Perhaps the story of the wedding and funeral procession meeting is meant to illustrate something more than a practical solution. Perhaps it is there to remind us that life and death exist on the same continuum. Death is an inevitable part of life; everything we know will die, and new things will be born. Dead trees fallen in the forest shelter new life, home to small animals and birds, insects, networks of fungi, bacteria used for medicine. In a culture which denies death, a culture in which people often die in hospitals away from the places they have lived, and green astroturf covers the grave so that we look away from the gaping abyss, the Talmud’s story of the two processions reminds us that we always live at the crossroads of life and death.

What do we do in the face of this knowledge? I think we are meant to follow Amichai’s advice, to remember that life is lovely, fragile, and fleeting, filled with longing and gratitude and a kind of anticipatory grief that comes from knowing that everything and everyone we love, all this beauty will fade into the earth. This is what it is to be human.

In the end we are not best served by our grief nor our acquiescence to life’s inevitable losses, but by our attention. Everything will be lost, this perfect moment will fade, because every moment fades, everything fades. But loss is also an ever-present goad, reminding us to notice, to make the most of this moment before it is gone. Schulz writes, “Our crossing is a brief one, best spent bearing witness to all that we see: honoring what we find noble, tending what we know needs our care, recognizing that we are inseparably connected to all of it, including what is not yet upon us, including what is already gone. We are here to keep watch, not to keep.”

When my children were small, I remember thinking with some regularity — remember, remember, remember. Hold on to the feel of a tiny hand in yours. Remember their high-pitched voices, their sweaty pajama-clad bodies climbing into bed with you, reading bedtime stories while they wound my hair around their tiny fingers. Truth is, I have mostly forgotten. I remember those things happening, but I can’t quite conjure up the tactile feeling. Of course I have also blessedly forgotten the feeling of exhaustion, the endless meals, the fighting, the laundry. It is all kind of a blur now and even though I know it was far from perfect and often difficult, the abiding memory is just love, all love. The moments are in fact gone even as I did my best as often as I could to be present to them. But the scent of the memory lingers with me, and I hope with them.

The poet Mary Oliver writes:

*When it's over, I want to say: all my life
I was a bride married to amazement.
I was the bridegroom, taking the world into my arms.

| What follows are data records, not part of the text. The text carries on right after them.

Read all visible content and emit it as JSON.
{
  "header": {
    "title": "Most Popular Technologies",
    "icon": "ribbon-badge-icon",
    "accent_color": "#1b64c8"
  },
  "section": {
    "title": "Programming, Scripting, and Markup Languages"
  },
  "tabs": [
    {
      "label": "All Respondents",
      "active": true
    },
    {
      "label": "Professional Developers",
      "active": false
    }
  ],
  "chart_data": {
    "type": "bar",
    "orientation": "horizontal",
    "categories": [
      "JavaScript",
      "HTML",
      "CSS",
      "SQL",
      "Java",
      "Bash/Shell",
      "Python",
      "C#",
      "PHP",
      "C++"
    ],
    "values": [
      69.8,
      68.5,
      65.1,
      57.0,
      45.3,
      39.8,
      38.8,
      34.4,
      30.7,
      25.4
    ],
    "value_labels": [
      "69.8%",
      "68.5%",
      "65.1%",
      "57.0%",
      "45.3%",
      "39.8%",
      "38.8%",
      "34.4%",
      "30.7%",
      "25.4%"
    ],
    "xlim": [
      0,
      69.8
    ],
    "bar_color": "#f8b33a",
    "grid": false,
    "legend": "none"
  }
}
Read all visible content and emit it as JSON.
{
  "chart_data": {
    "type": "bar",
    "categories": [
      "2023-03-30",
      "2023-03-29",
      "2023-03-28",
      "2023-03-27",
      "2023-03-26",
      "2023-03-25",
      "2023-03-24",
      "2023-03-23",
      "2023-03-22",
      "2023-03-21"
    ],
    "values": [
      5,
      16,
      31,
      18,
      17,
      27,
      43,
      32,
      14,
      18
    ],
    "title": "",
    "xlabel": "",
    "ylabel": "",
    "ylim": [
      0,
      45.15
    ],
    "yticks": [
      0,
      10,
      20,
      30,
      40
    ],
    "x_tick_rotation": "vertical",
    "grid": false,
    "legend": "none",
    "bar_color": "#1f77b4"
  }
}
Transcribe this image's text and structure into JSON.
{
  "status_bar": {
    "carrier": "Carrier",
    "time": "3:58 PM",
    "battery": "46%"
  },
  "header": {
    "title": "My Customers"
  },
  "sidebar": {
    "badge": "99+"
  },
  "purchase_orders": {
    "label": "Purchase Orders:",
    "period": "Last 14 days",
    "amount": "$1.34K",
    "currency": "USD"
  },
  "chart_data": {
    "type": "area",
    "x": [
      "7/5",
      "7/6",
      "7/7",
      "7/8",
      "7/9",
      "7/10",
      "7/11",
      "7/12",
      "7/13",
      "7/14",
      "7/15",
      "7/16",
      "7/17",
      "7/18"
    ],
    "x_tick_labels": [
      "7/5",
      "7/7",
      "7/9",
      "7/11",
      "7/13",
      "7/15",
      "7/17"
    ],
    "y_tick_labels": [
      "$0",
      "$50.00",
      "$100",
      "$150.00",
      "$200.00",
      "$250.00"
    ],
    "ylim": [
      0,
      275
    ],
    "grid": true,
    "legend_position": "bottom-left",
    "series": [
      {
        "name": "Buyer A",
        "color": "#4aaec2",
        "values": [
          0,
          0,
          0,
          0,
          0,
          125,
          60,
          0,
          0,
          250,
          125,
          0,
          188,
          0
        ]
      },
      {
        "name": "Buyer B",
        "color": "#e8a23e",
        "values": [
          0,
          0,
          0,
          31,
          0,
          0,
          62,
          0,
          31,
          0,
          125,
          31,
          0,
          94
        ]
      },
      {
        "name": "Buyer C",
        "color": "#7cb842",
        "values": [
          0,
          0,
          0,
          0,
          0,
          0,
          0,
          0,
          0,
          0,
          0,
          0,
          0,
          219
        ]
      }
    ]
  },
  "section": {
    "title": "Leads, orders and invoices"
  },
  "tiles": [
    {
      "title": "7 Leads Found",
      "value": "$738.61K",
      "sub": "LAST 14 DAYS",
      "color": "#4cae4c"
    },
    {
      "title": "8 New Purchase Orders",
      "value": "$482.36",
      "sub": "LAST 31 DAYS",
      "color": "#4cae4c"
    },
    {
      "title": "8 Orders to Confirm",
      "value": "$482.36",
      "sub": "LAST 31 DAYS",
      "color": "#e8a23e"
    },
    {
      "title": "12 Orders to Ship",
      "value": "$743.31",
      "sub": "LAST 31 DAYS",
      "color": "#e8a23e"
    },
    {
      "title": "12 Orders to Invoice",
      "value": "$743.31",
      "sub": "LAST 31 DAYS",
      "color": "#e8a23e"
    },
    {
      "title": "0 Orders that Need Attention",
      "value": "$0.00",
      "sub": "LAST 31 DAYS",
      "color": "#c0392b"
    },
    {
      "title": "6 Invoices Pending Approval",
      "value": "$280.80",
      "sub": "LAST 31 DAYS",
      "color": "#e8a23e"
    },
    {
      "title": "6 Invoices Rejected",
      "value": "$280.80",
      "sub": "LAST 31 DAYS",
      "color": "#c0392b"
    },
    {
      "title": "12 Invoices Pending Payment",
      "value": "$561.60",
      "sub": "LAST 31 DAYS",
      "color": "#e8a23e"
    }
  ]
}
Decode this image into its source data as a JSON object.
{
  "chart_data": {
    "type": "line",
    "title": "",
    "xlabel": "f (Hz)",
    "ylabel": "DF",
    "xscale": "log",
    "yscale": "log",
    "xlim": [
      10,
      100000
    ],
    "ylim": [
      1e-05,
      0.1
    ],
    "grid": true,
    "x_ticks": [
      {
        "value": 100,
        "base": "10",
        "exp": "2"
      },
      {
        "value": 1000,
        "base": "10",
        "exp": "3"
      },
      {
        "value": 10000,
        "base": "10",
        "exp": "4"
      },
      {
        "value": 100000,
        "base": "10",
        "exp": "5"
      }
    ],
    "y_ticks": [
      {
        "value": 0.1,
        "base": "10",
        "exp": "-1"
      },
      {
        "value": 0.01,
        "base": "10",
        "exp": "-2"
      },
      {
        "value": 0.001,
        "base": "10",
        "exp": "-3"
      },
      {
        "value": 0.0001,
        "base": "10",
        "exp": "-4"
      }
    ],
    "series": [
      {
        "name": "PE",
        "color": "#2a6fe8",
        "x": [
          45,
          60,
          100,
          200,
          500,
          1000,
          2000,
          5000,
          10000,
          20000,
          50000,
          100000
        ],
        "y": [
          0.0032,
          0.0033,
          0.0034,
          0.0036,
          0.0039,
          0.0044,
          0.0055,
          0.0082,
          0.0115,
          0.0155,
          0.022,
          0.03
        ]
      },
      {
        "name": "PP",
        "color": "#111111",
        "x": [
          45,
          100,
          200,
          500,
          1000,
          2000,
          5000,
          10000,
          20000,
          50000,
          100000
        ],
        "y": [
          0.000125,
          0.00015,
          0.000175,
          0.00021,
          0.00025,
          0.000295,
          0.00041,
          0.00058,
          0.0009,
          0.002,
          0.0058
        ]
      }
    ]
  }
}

When it's over, I don't want to wonder
if I have made of my life something particular, and real.
I don't want to find myself sighing and frightened,
or full of argument.

I don't want to end up simply having visited this world.*

In the end, there isn’t time for everything. In the end, we hold life and death, joy and sorrow, and everything in between in our hands. In the end our hearts break at the enormity of our collective losses and we still have to pay the bills, comfort the crying child, water the flowers, make soup for a sick friend, and protest the injustices of the world. In the end, we are held by one another in this container of Yom Kippur, a ritual bequeathed to us by our ancestors, a moment in which we grasp life and death at both ends, a moment when we ask God for just one more year, knowing, acknowledging, that we too will return to the earth from which we came, from which new life will be born. We too, each of us, a wave, a particle in this great ocean of pain and love.